Anna berjalan ke arah lemarinya.
"Aku lupa ambil baju." Kevin mengangguk.
"Kamu mau dibelikan kado apa?" Kevin tiba-tiba bertanya.
"Jadi itu yang dari tadi kamu pikirin?"
"Kata siapa? Aku lagi berpikir baju mana yang tidak kupakai lagi."
Anna hanya tertawa sambil mencari baju yang mau dipakai.

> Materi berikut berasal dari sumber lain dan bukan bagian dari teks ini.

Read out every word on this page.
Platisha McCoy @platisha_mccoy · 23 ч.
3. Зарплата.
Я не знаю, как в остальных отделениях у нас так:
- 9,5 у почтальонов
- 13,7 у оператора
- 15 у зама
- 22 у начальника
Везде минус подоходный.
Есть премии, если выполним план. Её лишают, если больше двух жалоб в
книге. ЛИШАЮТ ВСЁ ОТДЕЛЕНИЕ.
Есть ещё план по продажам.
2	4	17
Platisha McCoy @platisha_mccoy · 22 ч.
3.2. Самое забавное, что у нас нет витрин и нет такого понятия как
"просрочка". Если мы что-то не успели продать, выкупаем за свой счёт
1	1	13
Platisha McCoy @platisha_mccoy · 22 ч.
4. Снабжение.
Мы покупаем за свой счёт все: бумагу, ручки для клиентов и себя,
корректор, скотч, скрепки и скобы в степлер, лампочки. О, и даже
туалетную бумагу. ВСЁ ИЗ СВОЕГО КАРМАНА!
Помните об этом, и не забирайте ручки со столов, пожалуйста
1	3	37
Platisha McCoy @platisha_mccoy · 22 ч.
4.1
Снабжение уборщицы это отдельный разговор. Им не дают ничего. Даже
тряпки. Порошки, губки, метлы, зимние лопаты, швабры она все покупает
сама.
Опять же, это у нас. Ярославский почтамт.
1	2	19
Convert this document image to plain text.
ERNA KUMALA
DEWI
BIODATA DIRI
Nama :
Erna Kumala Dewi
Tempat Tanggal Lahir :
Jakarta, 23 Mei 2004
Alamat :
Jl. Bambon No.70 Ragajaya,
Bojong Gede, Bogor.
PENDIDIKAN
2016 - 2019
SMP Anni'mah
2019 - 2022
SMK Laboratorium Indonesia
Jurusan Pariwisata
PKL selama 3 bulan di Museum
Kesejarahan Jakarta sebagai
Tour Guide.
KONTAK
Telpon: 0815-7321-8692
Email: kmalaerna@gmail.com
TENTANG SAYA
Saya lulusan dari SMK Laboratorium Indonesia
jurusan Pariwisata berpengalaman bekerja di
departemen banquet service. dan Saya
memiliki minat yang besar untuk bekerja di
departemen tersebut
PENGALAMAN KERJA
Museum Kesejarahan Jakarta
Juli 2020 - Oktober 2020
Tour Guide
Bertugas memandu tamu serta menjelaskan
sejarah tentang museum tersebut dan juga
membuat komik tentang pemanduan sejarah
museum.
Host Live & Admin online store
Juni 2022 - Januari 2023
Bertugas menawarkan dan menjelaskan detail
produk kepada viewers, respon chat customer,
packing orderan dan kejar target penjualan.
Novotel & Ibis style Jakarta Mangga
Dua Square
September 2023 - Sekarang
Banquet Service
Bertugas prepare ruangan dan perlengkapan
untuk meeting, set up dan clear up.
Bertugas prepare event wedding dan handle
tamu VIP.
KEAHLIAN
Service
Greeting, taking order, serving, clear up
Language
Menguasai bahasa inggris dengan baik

"Apa aja yang dikasih akan aku terima. Asal tidak berlebihan."
"Berlebihan gimana?"
"Yah, pokoknya tidak berlebihan. Pikir aja sendiri."
Anna meletakkan tangannya di pegangan laci.
"Ken gak mau keluar?"
"Kenapa memangnya?"
"Saya mau ganti baju."
Wajah Kevin pelan-pelan jadi merah.
"Kenapa juga ganti baju di sini? Kamar mandi dong," Kevin berbicara gugup.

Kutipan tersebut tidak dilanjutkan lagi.